15 fevereiro, 2006

Huntington no Primeira Leitura

This is the way the world ends
This is the way the world ends
This is the way the world ends
Not with a bang but a whimper.

Fábio Santos, em textos de 6 e 8 de fevereiro, procura refutar a tese mais famosa do cientista político norte-americano Samuel P. Huntington, segundo a qual a fonte primordial de conflitos em potencial no mundo contemporâneo é de ordem cultural, ou, como ele procura definir, de ordem civilizacional. O problema da crítica de Santos parece residir numa interpretação demasiado literal da expressão clash of civilizations. Afirma ele que "A noção de uma guerra de civilizações, por outro lado, pode levar ao encastelamento das sociedades ocidentais — algo já perceptível em certas reações européias à agitação de imigrantes muçulmanos."
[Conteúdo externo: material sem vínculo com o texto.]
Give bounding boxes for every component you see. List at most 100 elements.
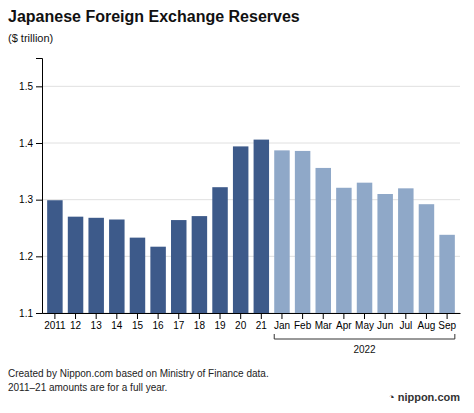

A noção de uma guerra de civilizações pode, sem dúvida, levar a essa noção de encastelamento, mas não é isso que Huntington sugere. O entendimento do termo choque não deveria ficar confinado ao campo bélico, de maneira que a presente polêmica das charges dinamarquesas já poderia ser encarada como uma espécie de choque. Huntington tampouco ignora que fundamentalismo não é regra no mundo islâmico (seria um erro grosseiro para alguém bem informado), antecipando, ele próprio, ainda que indiretamente, a sugestão de Fábio Santos: "A luta contra o fundamentalismo, como bem defendem os neoconservadores norte-americanos, deve ser uma batalha de valores levada para dentro das sociedades islâmicas e seus Estados nacionais."

O emprego dessa classificação civilizacional, leva, realmente, a certa confusão entre nação e civilização; trata-se do ônus da simplificação, previsto e discutido pelo próprio autor no início do livro. Outra consequência disso é insuflar "um certo 'sentimento cruzadista' — a noção de que há um 'nós' e um 'eles' inconciliáveis." Isso é bem verdade, mas não estaria esse sentimento cruzadista mais próximo da realidade do que Santos gostaria de acreditar? Obviamente, não podemos perder de vista a possibilidade de uma convivência pacífica, mas são copiosos os exemplos, muitos deles citados por Huntington, em que as diferenças culturais, se não levam a conflitos de fato, impedem qualquer aproximação, realçando a noção de "nós" e "eles". [Isso é particularmente perceptível nas relações com as nações asiáticas.] Não são poucos os americanos que, apesar de nunca terem tido contato direto com muçulmanos, fazem questão de manter a distância. Digo isso por experiência própria.

Engraçado como esse impressão vem ser confirmada, no dia 7, por um artigo do Reinaldo Azevedo: "Ocidentais não podem desenhar o profeta em terras islâmicas? Já começa a ser um problema também nosso, embora ninguém seja obrigado a viver sob um céu que não o proteja: melhor correr." Além disso, Fábio Santos parece querer diminuir a reação islâmica; com certeza, o mundo deles não está em chamas, como querem acreditar muito, mas, se apenas 200 participam de uma passeata, muitos outros aquiescem à violência de casa mesmo. Também não seria exagero presumir que muitos outros ainda, apesar de repudiarem a violência, acham que a falta dos jornais europeus foi mais grave que a depredação em massa. E isso é anadmissível para "nós".

Assim como Fábio Santos enfatiza o "choque" dentro da civilização islâmica, Reinaldo Azevedo teme o "choque" dentro da civilização ocidental, aludindo aos versos de T. S. Eliot com muita propriedade:
O choque é interno; está entre nós. Os que toleram a baderna islâmica e voltam a sua língua e a sua pena contra a liberdade de expressão e a liberdade de imprensa estão promovendo a mais perigosa das guerras culturais: contra a democracia e seus valores. Os bárbaros já chegaram. Estão no poder. Estão na mídia e na academia dizendo que a civilização que construímos não presta. Preferem flertar com a ditadura islâmica em nome da tolerância. Morremos. Sem estrondo, com suspiros de multiculturalismo banal e conformista.
E não será significativo que Huntington tenha reservado uma seção do último capítulo de seu livro (que não cito por ter esquecido meu exemplar em São Paulo) à descaracterização, de origens internas, dos Estados Unidos? Insiste ele no perigo que os famigerados multiculturalistas ou "orientalistas" representam para a preservação de valores tipicamente ocidentais, os quais correm o risco de ser solapados por essa tolerância descaradamente suicida. Achar que Huntington ignora isso é simplificar a simplificação.